Помню один летний денек. Девушка собирает вишню, вся красная от вишневого сока – и руки, и грудь, и смуглая шея. Великое множество перепелок с их криком «пить пора! пить пора!». Жарко горят желтые мальвы, так светятся, что и комната солнечней. Полевые цветы пахнут медом, трава уже поднялась по пояс и тоже пахнет – ветром и жаром.
Помню и летний киевский вечер после одной из моих премьер – Крещатик, исходящий от зноя, кипящий асфальт, гул голосов и сразу же – душный гостиничный номер. И это внезапное чувство сиротства, когда я остался в нем один. И все-таки не вполне один – так долог и стоек был запах духов. А молодая весна в Крыму! Вьются лепестки миндаля. На базаре гуляют запахи. Острый запах талой земли, острый запах свежего лука.
Помню и другую весну – неприветливую, суровую, северную. На сопках распустились подснежники. Пушистые, в серебристых шубках, словно скрывающих под собой темно-сиреневый колокольчик. Лес пахнет лиственницей и березой. Скоро уж брызнет березовый сок. Пахнет уже начавшимся таяньем.
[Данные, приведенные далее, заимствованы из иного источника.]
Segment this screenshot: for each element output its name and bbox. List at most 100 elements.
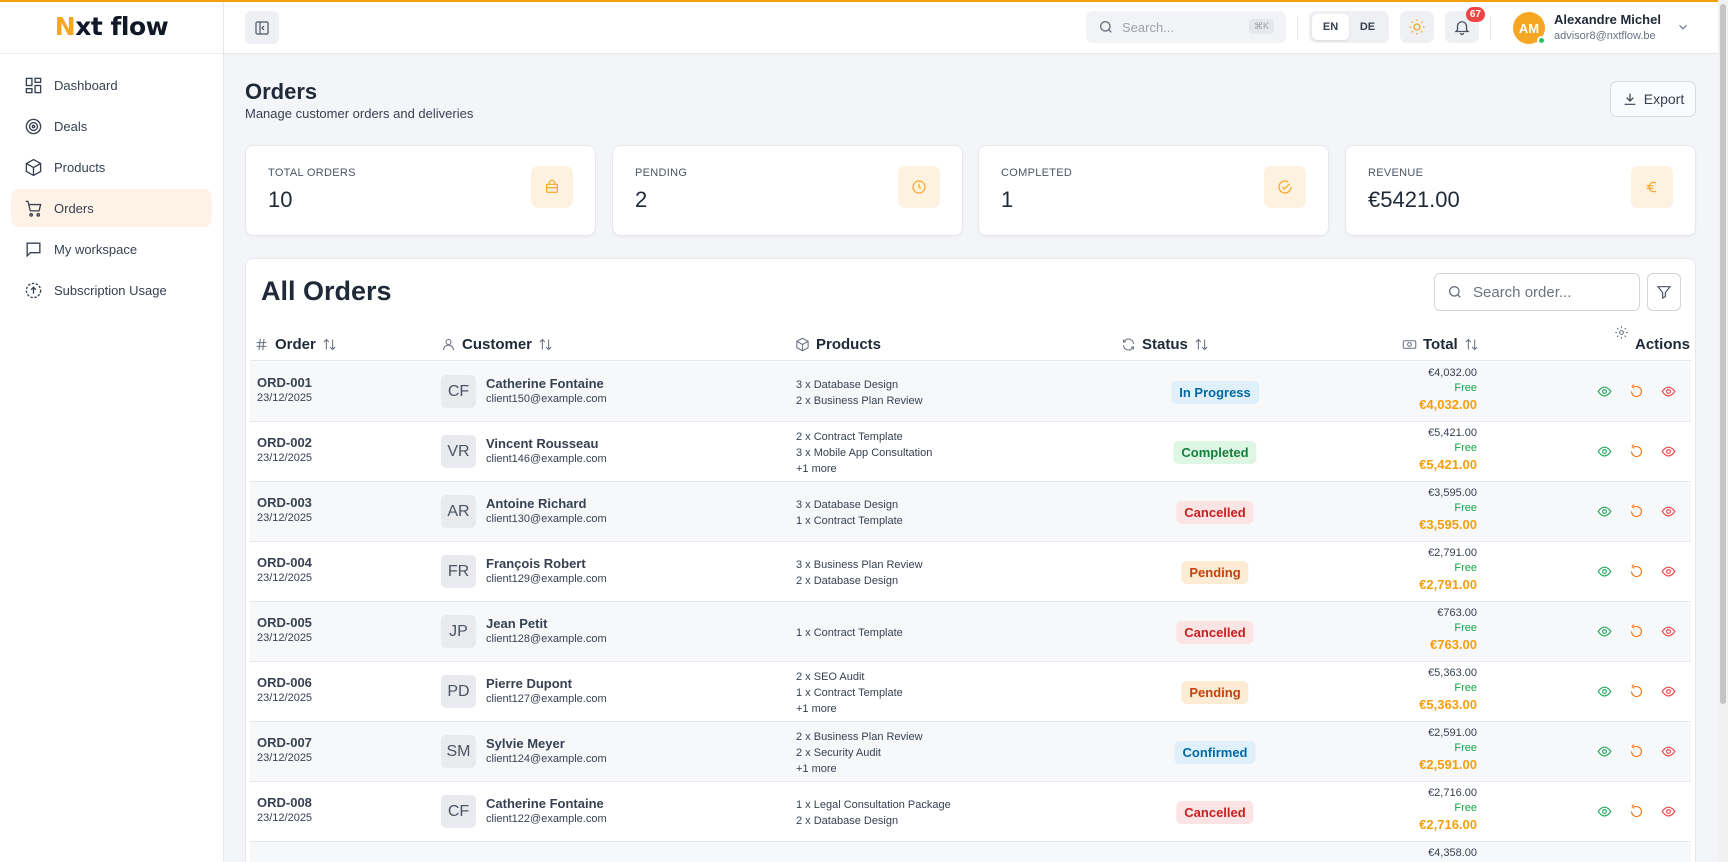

И все же сильнее всего на свете меня волновал и дурманил запах сырого прибрежного песка, так напоминавший о море.
Надо ж было всю жизнь отдать этим пьесам, чтоб понять, что твое спасение в прозе!
Мережковский цитирует Никитенко: «Мы, кажется, не шутя вызываем тень Николая Павловича. …Правительство… принимая начало, не допускает последствий». «Но начало без последствий, – пишет Мережковский, – в этом вся сущность рабьей свободы: по усам текло – в рот не попало».
(Позднейший комментарий: Если в 1972-м эти слова так задели, когда «началом» вовсе не пахло, то как они жгут в 1998-м!)